Les quatre sœurs, jusqu'alors disséminées çà et là dans la demeure se réunir dans un coin de la pièce pour échanger sur la suite des évènements.

— Esther, je n'ai pas encore décidé du montant de la dette dont tu t'es acquittée pour l'embarras dans lequel tu m'as mise tout à l'heure mais j'espère que tu sauras te montrer redevable, conspua Élinor avec une colère teintée d'opprobre, se remémorant vivement la scène.
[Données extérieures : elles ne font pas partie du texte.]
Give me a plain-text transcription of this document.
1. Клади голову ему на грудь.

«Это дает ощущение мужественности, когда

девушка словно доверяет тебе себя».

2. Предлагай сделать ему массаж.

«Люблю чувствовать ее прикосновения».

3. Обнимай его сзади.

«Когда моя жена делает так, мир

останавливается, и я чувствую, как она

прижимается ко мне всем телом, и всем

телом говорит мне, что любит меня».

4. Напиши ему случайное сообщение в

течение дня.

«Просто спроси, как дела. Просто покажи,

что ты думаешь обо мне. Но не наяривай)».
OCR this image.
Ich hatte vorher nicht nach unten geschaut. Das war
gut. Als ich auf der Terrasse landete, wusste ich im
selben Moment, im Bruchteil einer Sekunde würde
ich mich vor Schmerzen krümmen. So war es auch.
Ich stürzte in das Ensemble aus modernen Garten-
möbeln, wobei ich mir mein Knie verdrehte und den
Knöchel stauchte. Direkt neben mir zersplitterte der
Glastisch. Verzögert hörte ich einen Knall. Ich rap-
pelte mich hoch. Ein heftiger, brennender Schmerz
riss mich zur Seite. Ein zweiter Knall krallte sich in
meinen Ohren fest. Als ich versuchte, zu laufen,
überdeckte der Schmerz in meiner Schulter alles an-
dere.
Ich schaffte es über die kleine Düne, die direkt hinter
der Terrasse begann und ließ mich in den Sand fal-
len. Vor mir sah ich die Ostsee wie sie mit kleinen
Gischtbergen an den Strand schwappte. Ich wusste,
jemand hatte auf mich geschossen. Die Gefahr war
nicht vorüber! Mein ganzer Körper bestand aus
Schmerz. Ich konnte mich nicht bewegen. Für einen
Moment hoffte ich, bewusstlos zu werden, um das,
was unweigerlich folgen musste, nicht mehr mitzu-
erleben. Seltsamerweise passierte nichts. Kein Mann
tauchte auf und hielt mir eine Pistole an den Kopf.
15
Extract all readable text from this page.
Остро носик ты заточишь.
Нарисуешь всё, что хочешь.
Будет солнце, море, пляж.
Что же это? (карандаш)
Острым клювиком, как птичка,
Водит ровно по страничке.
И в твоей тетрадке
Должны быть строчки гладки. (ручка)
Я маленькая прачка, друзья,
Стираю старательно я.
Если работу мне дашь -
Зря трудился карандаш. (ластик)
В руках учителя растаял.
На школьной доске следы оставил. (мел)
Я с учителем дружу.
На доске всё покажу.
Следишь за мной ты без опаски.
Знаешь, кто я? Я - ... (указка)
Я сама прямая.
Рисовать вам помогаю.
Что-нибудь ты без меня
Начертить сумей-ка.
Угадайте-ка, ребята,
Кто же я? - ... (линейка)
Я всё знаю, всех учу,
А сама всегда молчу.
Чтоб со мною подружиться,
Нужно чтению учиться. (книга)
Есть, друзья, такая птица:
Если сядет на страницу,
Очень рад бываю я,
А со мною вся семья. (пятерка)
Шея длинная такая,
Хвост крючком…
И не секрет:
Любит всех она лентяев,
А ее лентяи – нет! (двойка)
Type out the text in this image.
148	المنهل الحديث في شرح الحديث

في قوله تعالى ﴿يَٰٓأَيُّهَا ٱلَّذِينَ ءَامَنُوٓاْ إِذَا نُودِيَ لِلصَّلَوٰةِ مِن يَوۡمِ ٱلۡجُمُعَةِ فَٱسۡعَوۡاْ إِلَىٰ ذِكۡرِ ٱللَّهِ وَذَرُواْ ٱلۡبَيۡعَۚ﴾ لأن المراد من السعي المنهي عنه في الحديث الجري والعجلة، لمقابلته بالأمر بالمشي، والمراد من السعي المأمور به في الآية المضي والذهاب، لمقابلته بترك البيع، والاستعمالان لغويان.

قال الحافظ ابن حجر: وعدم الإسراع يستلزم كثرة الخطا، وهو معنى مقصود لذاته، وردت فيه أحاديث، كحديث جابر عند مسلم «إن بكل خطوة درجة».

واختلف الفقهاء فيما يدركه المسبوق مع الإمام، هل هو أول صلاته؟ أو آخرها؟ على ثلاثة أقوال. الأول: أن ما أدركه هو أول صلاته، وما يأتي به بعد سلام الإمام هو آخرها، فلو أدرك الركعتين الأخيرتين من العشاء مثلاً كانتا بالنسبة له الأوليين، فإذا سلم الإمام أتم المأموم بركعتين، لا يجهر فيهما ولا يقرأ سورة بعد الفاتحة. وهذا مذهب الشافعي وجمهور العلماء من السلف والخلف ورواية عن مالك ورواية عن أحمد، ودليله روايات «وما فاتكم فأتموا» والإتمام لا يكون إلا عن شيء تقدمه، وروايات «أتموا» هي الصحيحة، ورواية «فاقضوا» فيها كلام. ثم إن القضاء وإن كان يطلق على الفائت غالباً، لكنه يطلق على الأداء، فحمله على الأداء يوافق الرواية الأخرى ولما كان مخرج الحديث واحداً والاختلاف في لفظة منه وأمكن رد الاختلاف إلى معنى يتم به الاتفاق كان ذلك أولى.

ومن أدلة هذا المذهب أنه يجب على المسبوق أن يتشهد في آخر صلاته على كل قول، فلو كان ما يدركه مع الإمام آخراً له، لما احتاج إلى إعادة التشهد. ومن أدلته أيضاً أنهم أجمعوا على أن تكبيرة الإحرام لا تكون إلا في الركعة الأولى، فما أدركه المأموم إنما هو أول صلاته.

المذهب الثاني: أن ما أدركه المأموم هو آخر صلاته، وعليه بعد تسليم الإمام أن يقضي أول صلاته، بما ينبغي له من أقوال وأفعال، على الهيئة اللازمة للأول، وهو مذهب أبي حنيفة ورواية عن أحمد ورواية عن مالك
— C'était tout simplement exquis, susurra la benjamine en esquissant un sourire carnassier, revivant avec délice l'expression scandalisée de son aînée, surprise sur le fait alors qu'elle s'accrochait au bras de Monsieur Ashford.

— Je te demande pardon ?

— Je disais que j'étais désolée, répliqua-t-elle avec un air faussement innocent, cherchant à dissimuler son amusement derrière un masque de repentance.

— Que s'est-il produit, interrogea Evalyn circonspecte.

— Rien du tout, répondirent-elles à l'unisson, feignant une parfaite spontanéité, bien que leur naturel trompeur laissait transparaître une tout autre réalité.

— Tiens donc, intervint Élisabeth, moyennement convaincue.

— Et toi, comment ça s'est déroulé avec ton Duc, demanda Esther, venant ainsi au secours de sa cadette.

— Ce n'est pas mon Duc, rabroua l'aînée en croisant les bras, enfin, il ne s'est rien passé d'incroyable.

— Vous avez eu l'occasion de roucouler à l'abri des regards, continua-t-elle en mimant l'amoureux transi.

— Nous avons seulement échangé sur notre correspondance dans les règles de la bienséance, rétorqua Élisabeth avec vergogne.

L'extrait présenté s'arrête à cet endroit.